Owls and Such, Taking the Sunset Limited

Today I received an email from Care 2 action Alerts soliciting my signature on a petition to seek punishment for a soccer player from Panama who apparently kicked the live owl mascot of the opposing team from Colombia. The owl died a few hours later. I resisted even opening this message, as I have had enough lately of the cruelty of humans. Eventually I opened it anyway, and my spirits sank as I considered what this man had done.

Some will say it was just an owl. I say, it was a living, sentient being. Now, we humans as a species, whatever we may have been in the past, are at the end of the food chain. We are the predators par excellence, at least as predatory as the strange beast in the film “Predator.” We are accustomed to eating other animals virtually every day. Humans consider themselves special, especially Christians, but others as well. Anything non-human is essentially of no import, put on the Earth by God (pick one, any one) for us to do with as we please.

I cannot and will not argue with the apparent scheme of things, however it may have arisen. There is a natural order of things. There is indeed a food chain. Unacknowledged is the simple truth that the terminal elements in this chain are not large predators, but rather vanishingly small microbes. But humans are the creatures that routinely kill gratuitously, or what amounts to the same thing, for trivial and indulgent reasons. Surely, we are an evolutionary blind alley. Or perhaps we are the Apocalypse, those beings that will bring the world to an end. Ridiculous, you say? Hear me out, and then believe what you will, but hear me out.

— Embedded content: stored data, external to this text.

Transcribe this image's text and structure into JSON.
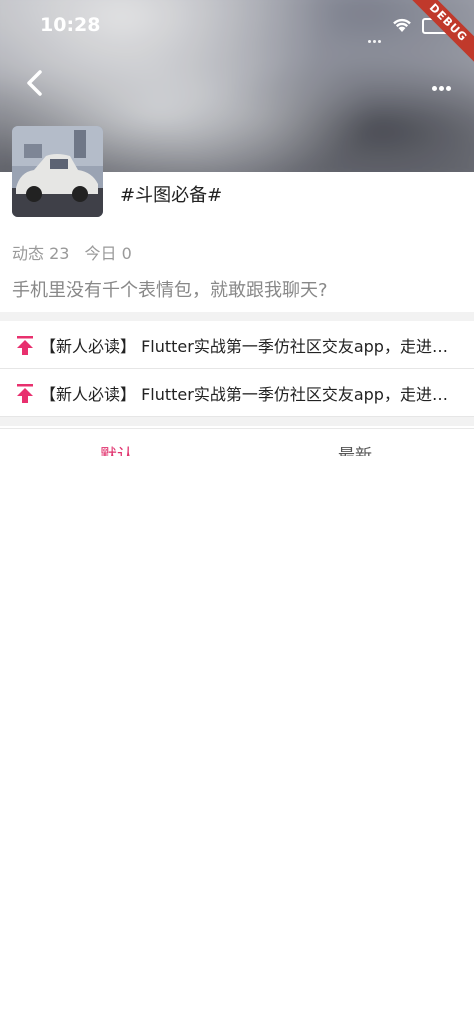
{
  "status_bar": {
    "time": "10:28",
    "debug_label": "DEBUG"
  },
  "topic": {
    "title": "#斗图必备#",
    "stats": {
      "posts_label": "动态 23",
      "today_label": "今日 0"
    },
    "description": "手机里没有千个表情包，就敢跟我聊天?"
  },
  "notices": [
    {
      "text": "【新人必读】 Flutter实战第一季仿社区交友app，走进Flutter开发"
    },
    {
      "text": "【新人必读】 Flutter实战第一季仿社区交友app，走进Flutter开发"
    }
  ],
  "tabs": [
    {
      "label": "默认",
      "active": true
    },
    {
      "label": "最新",
      "active": false
    }
  ],
  "colors": {
    "accent": "#e0306c",
    "pin": "#e8306e"
  },
  "icons": [
    "back-arrow-icon",
    "more-icon",
    "wifi-icon",
    "battery-icon",
    "pin-top-icon"
  ]
}
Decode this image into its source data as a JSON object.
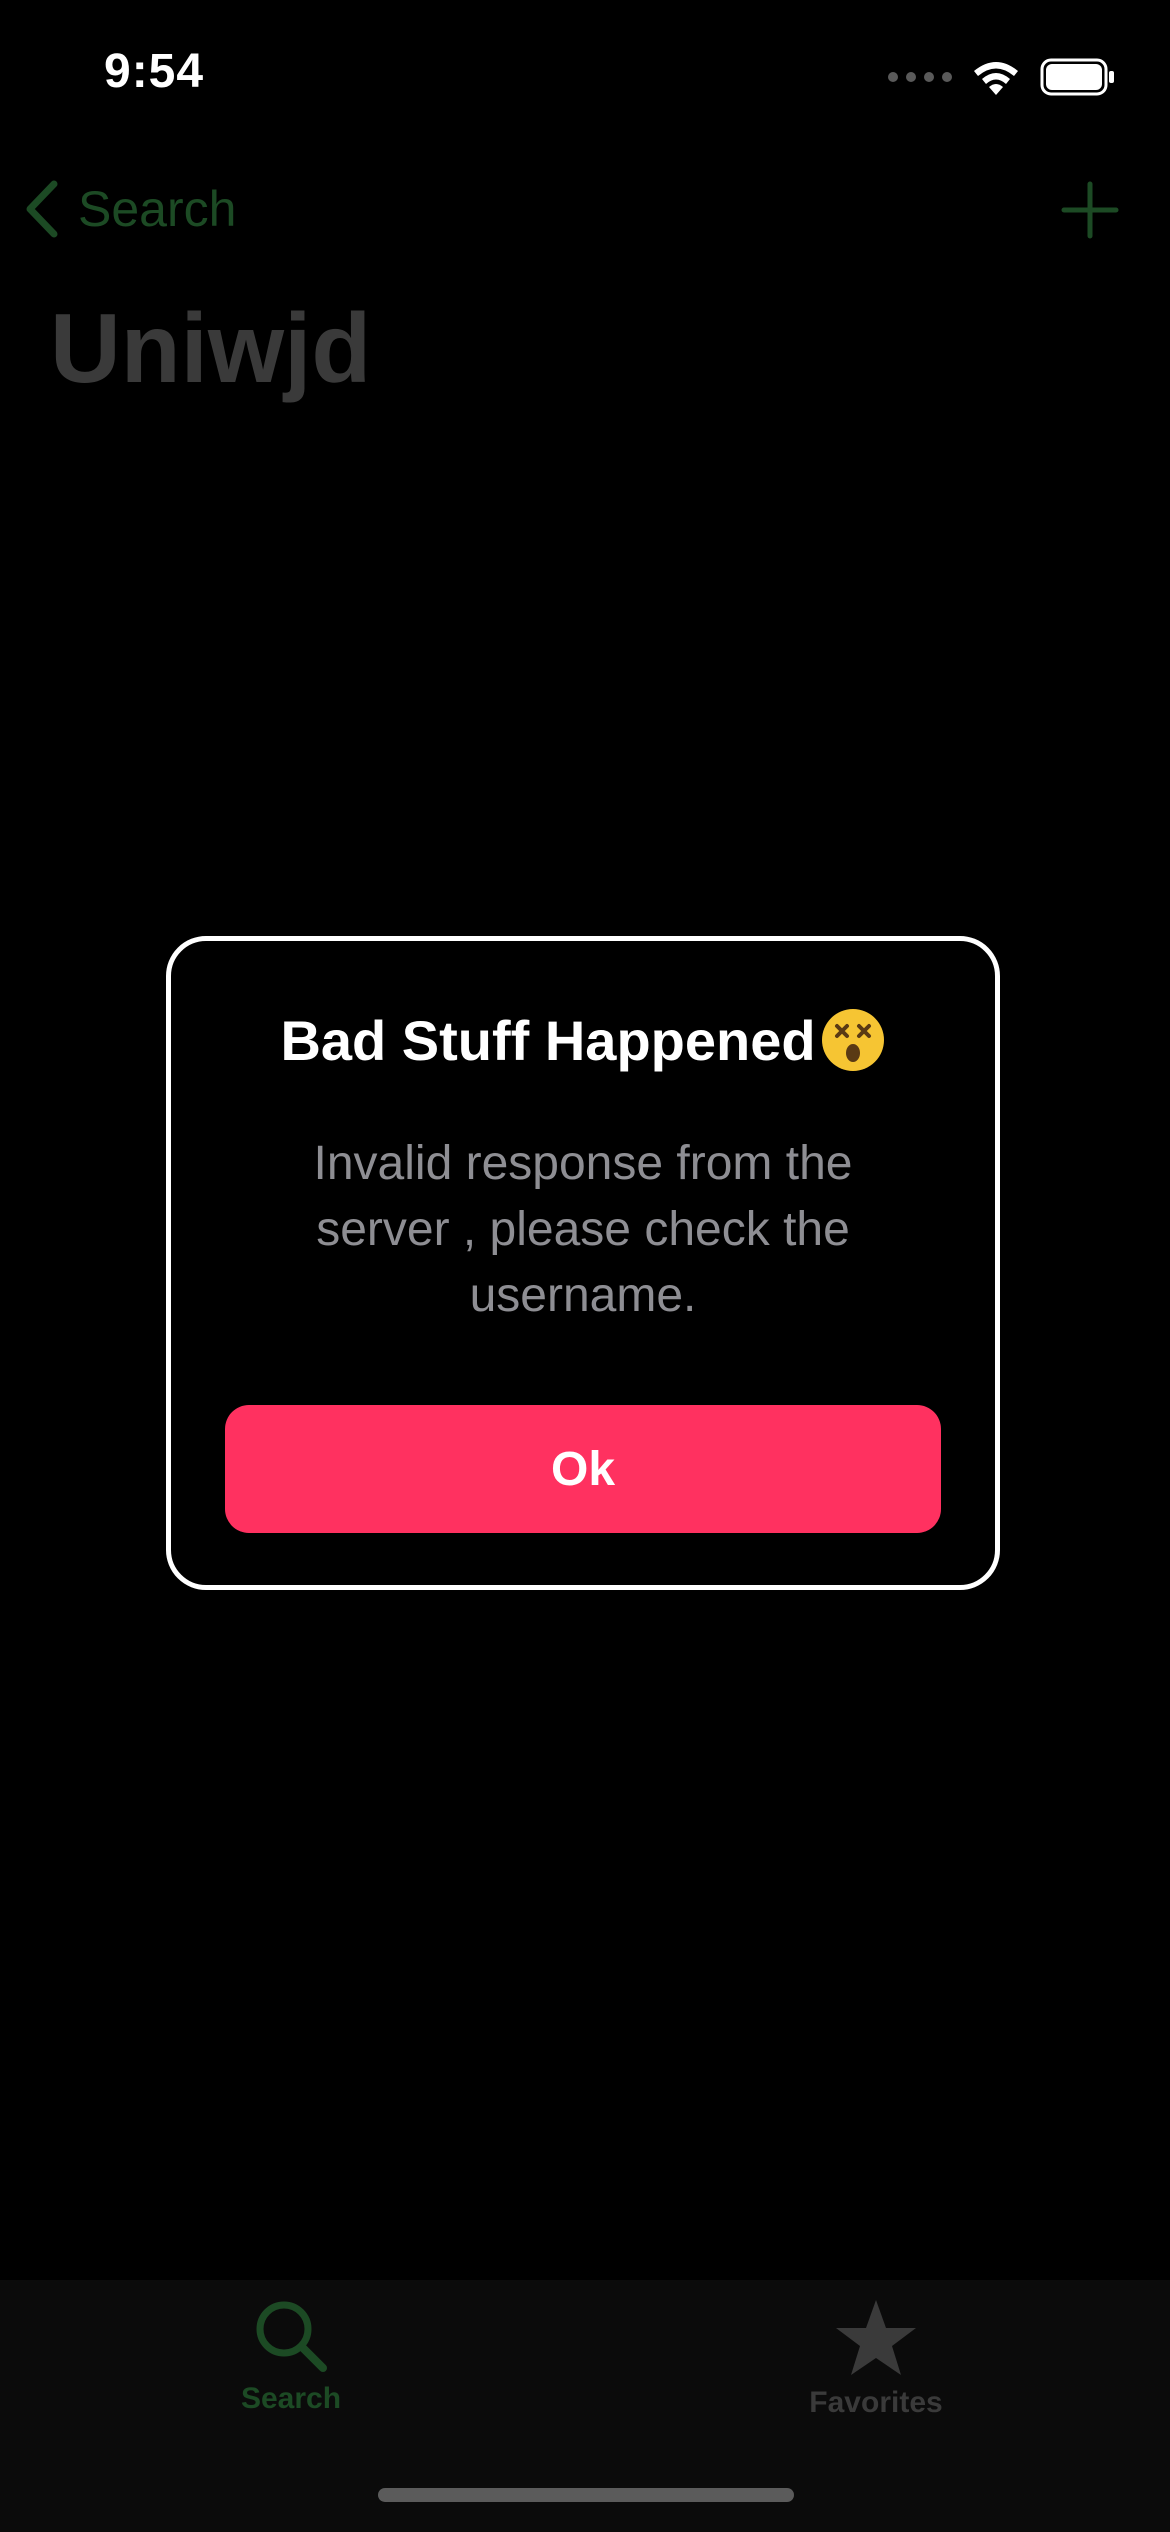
{
  "status_bar": {
    "time": "9:54",
    "icons": [
      "cellular-signal-icon",
      "wifi-icon",
      "battery-icon"
    ]
  },
  "nav": {
    "back_label": "Search",
    "title": "Uniwjd",
    "add_icon": "plus-icon"
  },
  "alert": {
    "title": "Bad Stuff Happened",
    "emoji": "dizzy-face-emoji",
    "message": "Invalid response from the server , please check the username.",
    "button_label": "Ok"
  },
  "tab_bar": {
    "tabs": [
      {
        "label": "Search",
        "icon": "magnifying-glass-icon",
        "selected": true
      },
      {
        "label": "Favorites",
        "icon": "star-icon",
        "selected": false
      }
    ]
  },
  "colors": {
    "background": "#000000",
    "accent_dimmed": "#1c4a24",
    "button": "#ff3160",
    "alert_border": "#ffffff",
    "message_text": "#8e8e93"
  }
}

In the same batch of email I learned that the United States Fish and Wildlife Service has declared the Eastern Mountain Lion extinct. This may be so, but my neighbor a few miles down the road and a little further into the wild claims to have seen catamounts at the edge of her farm. The chief result of this declaration from the Fish and Wildlife Service is that the big cats have been removed from the Endangered Species List. How one can remove something that supposedly doesn’t exist from a list of presumably extant creatures tests my sense of logic to the extreme. One might suppose this “Service” exists at least in part to protect wild species. The more operative function is to serve the needs of ranchers, “sportsmen,” and hunters. In the American West, all predators capable of taking animals large enough to be of monetary interest are, if you’ll pardon the expression, fair game. In the twenty first century, follow the money.

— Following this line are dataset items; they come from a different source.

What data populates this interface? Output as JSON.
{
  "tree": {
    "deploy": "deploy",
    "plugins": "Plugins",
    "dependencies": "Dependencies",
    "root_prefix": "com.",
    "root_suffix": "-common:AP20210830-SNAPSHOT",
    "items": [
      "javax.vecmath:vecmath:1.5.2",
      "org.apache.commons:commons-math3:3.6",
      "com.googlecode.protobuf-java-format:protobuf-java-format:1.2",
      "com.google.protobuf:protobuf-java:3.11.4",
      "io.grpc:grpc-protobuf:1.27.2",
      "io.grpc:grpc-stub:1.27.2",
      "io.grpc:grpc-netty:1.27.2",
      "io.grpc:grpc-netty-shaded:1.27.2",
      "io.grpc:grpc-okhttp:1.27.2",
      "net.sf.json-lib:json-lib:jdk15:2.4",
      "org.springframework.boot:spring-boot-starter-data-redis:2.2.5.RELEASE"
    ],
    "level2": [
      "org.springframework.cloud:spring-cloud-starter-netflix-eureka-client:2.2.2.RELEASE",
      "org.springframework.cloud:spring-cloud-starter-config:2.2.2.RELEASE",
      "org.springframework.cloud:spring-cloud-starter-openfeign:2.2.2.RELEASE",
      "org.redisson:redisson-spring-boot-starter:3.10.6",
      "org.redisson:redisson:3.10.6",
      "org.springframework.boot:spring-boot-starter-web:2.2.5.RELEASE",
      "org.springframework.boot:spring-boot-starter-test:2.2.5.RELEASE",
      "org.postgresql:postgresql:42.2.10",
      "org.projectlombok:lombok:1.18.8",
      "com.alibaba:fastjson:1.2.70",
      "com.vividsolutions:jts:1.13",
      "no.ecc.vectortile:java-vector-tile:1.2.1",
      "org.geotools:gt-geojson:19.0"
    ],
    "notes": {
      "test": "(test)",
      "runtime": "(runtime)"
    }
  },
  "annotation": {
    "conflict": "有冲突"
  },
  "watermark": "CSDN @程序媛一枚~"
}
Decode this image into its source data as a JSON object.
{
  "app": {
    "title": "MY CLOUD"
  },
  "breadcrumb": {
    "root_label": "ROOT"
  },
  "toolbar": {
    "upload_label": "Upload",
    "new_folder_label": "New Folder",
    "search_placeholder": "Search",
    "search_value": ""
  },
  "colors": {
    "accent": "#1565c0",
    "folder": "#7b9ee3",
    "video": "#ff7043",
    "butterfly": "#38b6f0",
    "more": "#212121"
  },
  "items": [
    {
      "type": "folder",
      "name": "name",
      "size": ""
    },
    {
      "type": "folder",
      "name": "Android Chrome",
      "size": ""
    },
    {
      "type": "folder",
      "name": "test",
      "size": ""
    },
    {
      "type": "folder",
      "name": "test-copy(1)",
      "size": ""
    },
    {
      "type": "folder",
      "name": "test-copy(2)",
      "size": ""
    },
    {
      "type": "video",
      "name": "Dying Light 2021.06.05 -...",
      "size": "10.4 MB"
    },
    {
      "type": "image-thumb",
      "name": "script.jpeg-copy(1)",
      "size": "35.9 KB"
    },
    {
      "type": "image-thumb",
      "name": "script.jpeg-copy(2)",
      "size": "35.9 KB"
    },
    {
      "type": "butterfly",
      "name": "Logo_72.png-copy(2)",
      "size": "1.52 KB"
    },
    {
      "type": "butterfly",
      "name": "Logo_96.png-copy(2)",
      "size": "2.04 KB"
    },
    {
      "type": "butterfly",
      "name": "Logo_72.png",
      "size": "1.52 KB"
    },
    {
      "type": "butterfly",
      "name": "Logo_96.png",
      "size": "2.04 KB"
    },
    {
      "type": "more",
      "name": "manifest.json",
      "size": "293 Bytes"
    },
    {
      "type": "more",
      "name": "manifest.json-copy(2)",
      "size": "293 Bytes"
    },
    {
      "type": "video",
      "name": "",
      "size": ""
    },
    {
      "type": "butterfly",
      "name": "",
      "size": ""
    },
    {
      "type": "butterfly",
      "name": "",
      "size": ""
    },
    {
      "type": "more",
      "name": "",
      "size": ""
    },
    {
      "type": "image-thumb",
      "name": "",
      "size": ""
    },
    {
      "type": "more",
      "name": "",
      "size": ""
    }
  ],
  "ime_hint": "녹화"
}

It has been a recurring theme in these blog posts that in modern society, money trumps everything. Well, more accurately, money and power. The urge to accumulate more things seems endemic to human societies all around the world. More later.

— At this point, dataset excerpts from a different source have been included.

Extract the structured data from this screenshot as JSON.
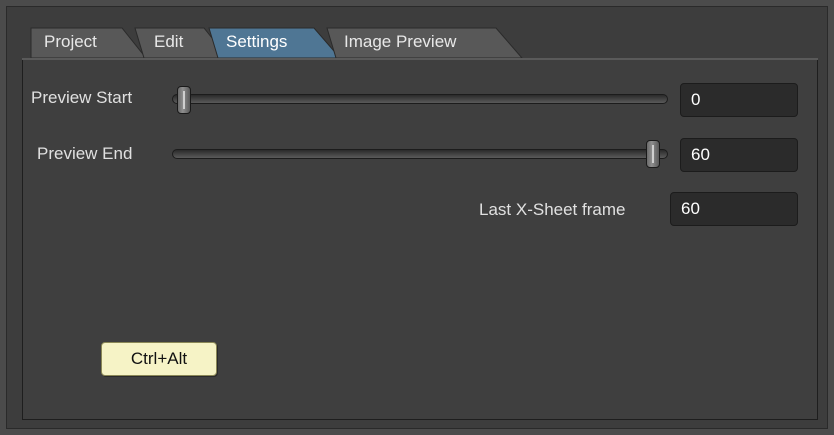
{
  "tabs": [
    {
      "label": "Project",
      "active": false
    },
    {
      "label": "Edit",
      "active": false
    },
    {
      "label": "Settings",
      "active": true
    },
    {
      "label": "Image Preview",
      "active": false
    }
  ],
  "preview_start": {
    "label": "Preview Start",
    "value": "0",
    "level": 0
  },
  "preview_end": {
    "label": "Preview End",
    "value": "60",
    "level": 1
  },
  "last_xsheet": {
    "label": "Last X-Sheet frame",
    "value": "60"
  },
  "tooltip": {
    "text": "Ctrl+Alt"
  },
  "colors": {
    "active_tab": "#4f7694",
    "inactive_tab": "#585858",
    "panel_bg": "#3f3f3f",
    "field_bg": "#2b2b2b",
    "tooltip_bg": "#f6f3c6"
  }
}
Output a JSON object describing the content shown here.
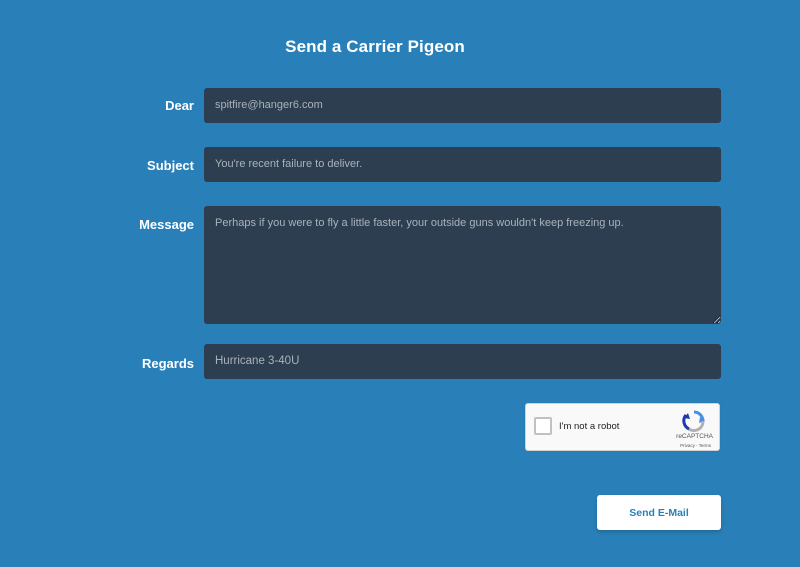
{
  "form": {
    "title": "Send a Carrier Pigeon",
    "fields": {
      "dear": {
        "label": "Dear",
        "value": "spitfire@hanger6.com"
      },
      "subject": {
        "label": "Subject",
        "value": "You're recent failure to deliver."
      },
      "message": {
        "label": "Message",
        "value": "Perhaps if you were to fly a little faster, your outside guns wouldn't keep freezing up."
      },
      "regards": {
        "label": "Regards",
        "value": "Hurricane 3-40U"
      }
    },
    "captcha": {
      "label": "I'm not a robot",
      "brand": "reCAPTCHA",
      "links": "Privacy - Terms",
      "checked": false
    },
    "submit_label": "Send E-Mail"
  },
  "colors": {
    "background": "#2980b9",
    "field_background": "#2c3e50",
    "button_text": "#2980b9"
  }
}
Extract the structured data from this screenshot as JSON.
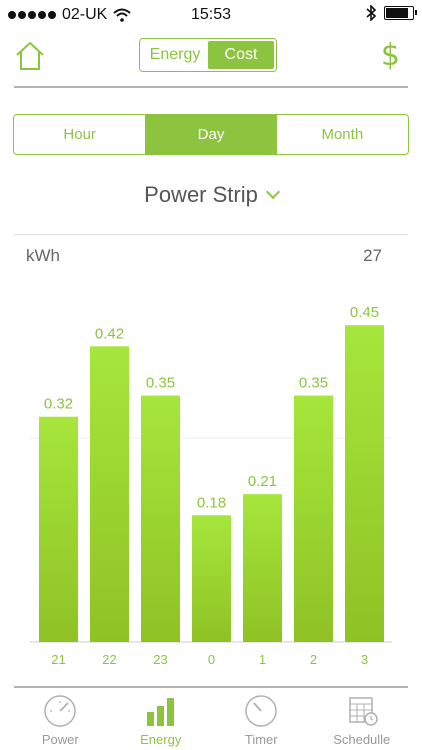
{
  "status_bar": {
    "carrier": "02-UK",
    "time": "15:53"
  },
  "header": {
    "segments": [
      "Energy",
      "Cost"
    ],
    "active_segment": "Cost",
    "currency_symbol": "$"
  },
  "period_tabs": [
    "Hour",
    "Day",
    "Month"
  ],
  "active_period": "Day",
  "device": {
    "name": "Power Strip"
  },
  "chart_header": {
    "unit": "kWh",
    "total": "27"
  },
  "colors": {
    "accent": "#8cc43f",
    "bar_top": "#a6e63c",
    "bar_bottom": "#8fc225"
  },
  "chart_data": {
    "type": "bar",
    "categories": [
      "21",
      "22",
      "23",
      "0",
      "1",
      "2",
      "3"
    ],
    "values": [
      0.32,
      0.42,
      0.35,
      0.18,
      0.21,
      0.35,
      0.45
    ],
    "value_labels": [
      "0.32",
      "0.42",
      "0.35",
      "0.18",
      "0.21",
      "0.35",
      "0.45"
    ],
    "ylabel": "kWh",
    "ylim": [
      0,
      0.5
    ],
    "grid": false
  },
  "tabbar": {
    "items": [
      {
        "label": "Power",
        "icon": "gauge-icon"
      },
      {
        "label": "Energy",
        "icon": "bar-chart-icon"
      },
      {
        "label": "Timer",
        "icon": "clock-icon"
      },
      {
        "label": "Schedulle",
        "icon": "calendar-icon"
      }
    ],
    "active": "Energy"
  }
}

1 comment to Owls and Such, Taking the Sunset Limited

  • I must confess I have struck my dog violently in anger. (I have anger management issues). My dad was a violent drunk. He beat my mom, not us kids. Or he would bust things. These are things I experienced third hand at a very young age. We have a friend who killed her mother. Her mother was psychotic and had abused our friend in many ways throughout her childhood. She was so co-dependent still at age 32 that the only release she found was to hit her mother with a hammer. She became our friend when we offered her our home as a half-way house during her re-entry after her release from prison. Many of my prison students are men who did not lead a life of crime, but committed a violent act of rage once in their life that changed everything. Statistically most homicides are committed by people who were not criminals until rage lead them to one tragic act of crime. I think many of the crimes in our society are not committed by individuals. We all share the same place of rage at the base of our brain. When we abuse, betray and provoke a person or a group of people badly enough we share the blame for their reaction, even if they displace their anger against some other person, creature or thing. But we don’t get punished for causing it. We even get to feel confirmed by the additional punishment of our victims for acting out. So I don’t know how to feel about this guy who struck out in angry bad sportsmanship and killed the mascot. Maybe he’s an animal abuser. More likely he is immature and has anger issues. I can identify, though God may care as much for the Owl.